Today at 2pm G told me he wanted to do "something" tonight and said I should meet him at work as soon as I finish my job for the day. He neglected to tell me his company Christmas Party was tonight. I show up to the party in my professional "court" attire, drained from a busy day at work. He kept asking me if something was wrong, which only continued to drive me crazy. Of course I am going to be a little upset if he can't provide me with prior warning regarding his company party. Throughout the evening he introduced me to all his work acquaintances. I felt an odd tension when he introduced me to a group of female workers. All shook my hand except for one woman, which G neglected to introduce me to. There were awkward glances and he finally blurted...oh an odd thing about (the one woman) is that her boyfriend lives in another city. Ok???? Awkward silence... I didn't really think about it until we arrived home and I felt irate, but I have to wonder if he has a personal relationship with this woman? On the other hand, maybe I am just too paranoid. I have to wonder though, since a once unstoppable G now shows NO interest in our love life.
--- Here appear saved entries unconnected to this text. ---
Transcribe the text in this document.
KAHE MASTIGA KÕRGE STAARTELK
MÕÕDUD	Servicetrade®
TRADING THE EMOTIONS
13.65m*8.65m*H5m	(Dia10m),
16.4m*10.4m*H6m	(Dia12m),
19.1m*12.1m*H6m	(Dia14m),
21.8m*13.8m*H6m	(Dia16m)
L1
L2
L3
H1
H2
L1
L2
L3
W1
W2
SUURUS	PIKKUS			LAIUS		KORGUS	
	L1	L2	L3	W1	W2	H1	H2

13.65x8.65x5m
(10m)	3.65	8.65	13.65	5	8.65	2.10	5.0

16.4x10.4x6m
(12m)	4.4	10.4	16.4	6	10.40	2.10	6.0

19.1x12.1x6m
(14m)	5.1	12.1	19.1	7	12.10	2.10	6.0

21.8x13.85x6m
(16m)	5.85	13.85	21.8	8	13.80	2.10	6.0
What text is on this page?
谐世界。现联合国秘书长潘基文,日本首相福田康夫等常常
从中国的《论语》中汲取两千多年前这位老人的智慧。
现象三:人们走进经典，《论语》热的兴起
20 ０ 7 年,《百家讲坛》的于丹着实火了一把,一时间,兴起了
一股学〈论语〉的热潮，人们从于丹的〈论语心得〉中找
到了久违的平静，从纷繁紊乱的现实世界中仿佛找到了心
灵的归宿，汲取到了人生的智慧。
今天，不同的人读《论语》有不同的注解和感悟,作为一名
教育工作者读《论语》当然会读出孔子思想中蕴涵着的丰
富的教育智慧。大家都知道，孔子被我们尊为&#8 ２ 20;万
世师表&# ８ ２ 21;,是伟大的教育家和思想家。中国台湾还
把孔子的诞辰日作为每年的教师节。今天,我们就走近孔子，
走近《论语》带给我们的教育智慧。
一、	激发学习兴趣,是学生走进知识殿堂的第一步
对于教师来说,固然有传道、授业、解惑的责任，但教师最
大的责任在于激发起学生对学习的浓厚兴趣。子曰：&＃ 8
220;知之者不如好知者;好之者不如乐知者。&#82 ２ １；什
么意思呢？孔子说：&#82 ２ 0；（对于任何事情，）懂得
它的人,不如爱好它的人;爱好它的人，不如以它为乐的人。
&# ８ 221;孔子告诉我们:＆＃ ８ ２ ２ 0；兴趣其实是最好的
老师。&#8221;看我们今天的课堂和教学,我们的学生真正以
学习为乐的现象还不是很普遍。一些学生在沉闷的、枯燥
I hate secrets. If everyone told the truth, life would be so much easier. If G and I had been honest from the beginning of our relationship we wouldn't be together now, because we were both in love with other people. I want a one woman man...Period! I would rather know than continue to pretend as if everything is fine. I attempted to speak with G tonight after we arrived home, but he wasn't interested. He first went out and drank with our neighbors for an hour then came home and went to bed after talking to his mom on the phone. Of course, my mind is racing and I can't sleep right now. For the last 3 hours I have been decorating my house for Christmas in a futile attempt to rid my mind of the disturbing thoughts emanating from my probable paranoia. I truly hope I am just being paranoid...Again!

Comments

Anonymous said…
You know, it just doesn't seem like it should be that hard to me, being devoted to one person. It sure seems to be, though, and not just for men, either. My ex-wife sure did a lot of that kind of flirting, even though I'd ask her to stop. In retrospect, I should have taken it as a sign.

And, for what it's worth, a little more notice and consideration doesn't seem that hard, either. I mean, what if you'd been in a different outfit that wasn't appropriate for an office party? Besides, any guy should know that women like a little preparation time for a big event where they're expected to be "on" and meet people. Not sure what to say about the percieved tension with the female coworkers, except that you're right to follow it up with some conversation. Especially about that girl he didn't introduce you to. It might just be that he's been complaining about you to them, especially her, but, then again, you won't know until you set your mind at ease. Don't torture yourself. Be open, be honest, be direct, but be sure.
Soul Searching said…
The worst thing in the world is wondering and wondering, and letting it consume your thoughts, and still not knowing the truth. If you have the feeling it will be hard to break. You have to talk to him again. It may very well be nothing, but I'd think that if it was truly nothing he'd probably not have a problem talking about it. Than again, I don't know him.

Best of luck with this one. It's such a tough situation, so just follow your heart.
Thanks for the feedback! I think I am just being paranoid, but one never knows.